JupyterHub

Jupyter notebooks are an excellent resource for interactive development and data analysis using Python, R, and other languages. Jupyter notebooks can contain live code, equations, visualizations, and explanatory text which provide an excellent enviornment to use, learn, and teach interactive data analysis.

CU Research Computing (CURC) operates a JupyterHub server that enables users to run Jupyter notebooks on Summit or Blanca for serial (single core) and shared-memory parallel (single node) workflows. The CURC JupyterHub runs atop of Anaconda. Additional documentation on the CURC Anaconda distribution is available and may be a good pre-requisite for the following documentation outlining use of the CURC JupyterHub.

Step 1: Log in to CURC JupyterHub

CURC JupyterHub is available at https://jupyter.rc.colorado.edu. To log in use your RC credentials. If you do not have an RC account, please request an account before continuing.

Step 2: Start a notebook server

To start a notebook server, select one of the available options in the Select job profile menu under Spawner Options and click Spawn.
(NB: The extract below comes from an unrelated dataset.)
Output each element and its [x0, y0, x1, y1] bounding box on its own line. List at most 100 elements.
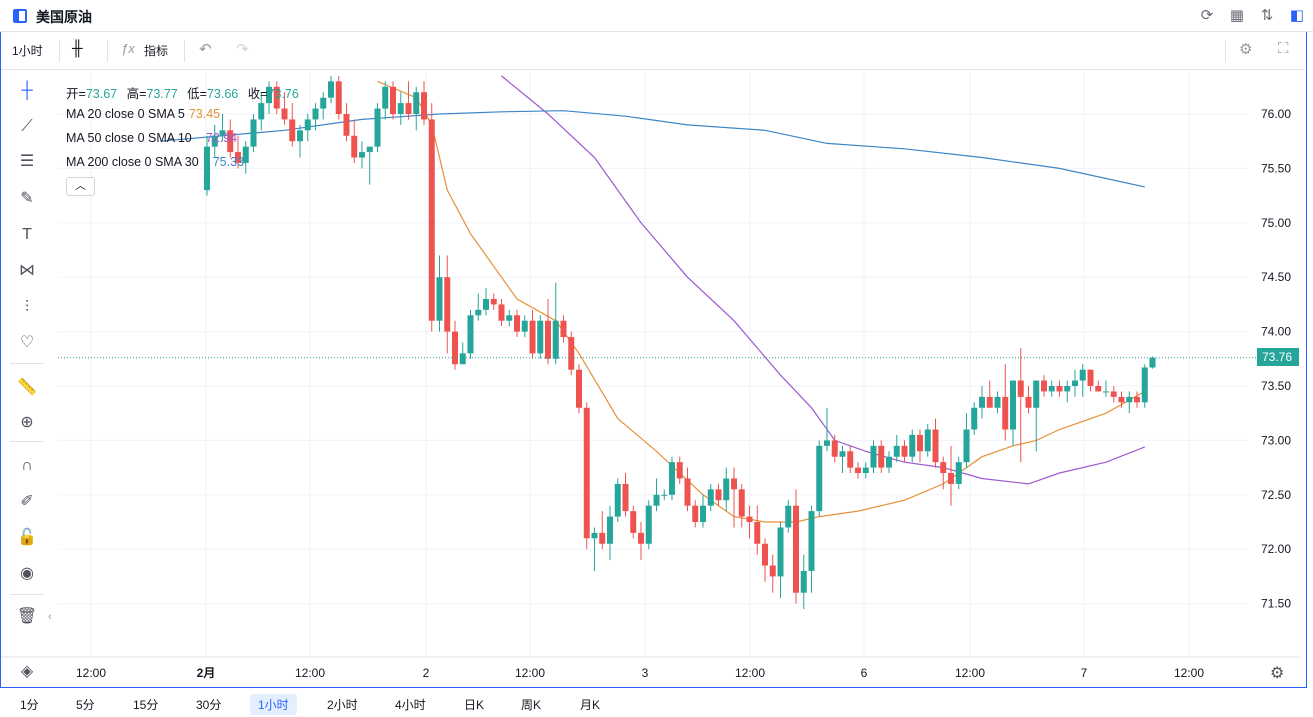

Available options are:

  • Anaconda-based servers (recommended)
    • Summit interactive (12hr) (a 12-hour, 1 core job on a Summit “shas” node)
    • Summit Haswell (1 node, 12hr) (a 12-hour, 24 core job on a Summit “shas” node)
    • Blanca (12hr) (A 12-hour, 1 core job on your default Blanca partition; only available to Blanca users)
    • Blanca CSDMS (12hr) (A 12-hour, 1 core job on the Blanca CSDMS partition; only available to Blanca CSDMS users)
  • Module-based servers (legacy; no longer supported)
    • Legacy - Summit Haswell - 2hr (a 2-hour, 1 core job on a Summit “shas” node)
    • Legacy - Summit Haswell - 12hr (a 12-hour, 1 core job on a Summit “shas” node)
    • Legacy - Summit Knight’s Landing (a 2-hour, full node job on a Summit “sknl” node)
    • Legacy - Blanca CSDMS (A 12-hour, 1 core job on the Blanca CSDMS partition; only available to Blanca CSDMS users)
    • Legacy - Blanca Sol (A 12-hour, 1 core job on the Blanca Sol partition; only available to Blanca Sol users)
    • Legacy - Blanca APPM (A 12-hour, 1 core job on the Blanca APPM partition; only available to Blanca APPM users)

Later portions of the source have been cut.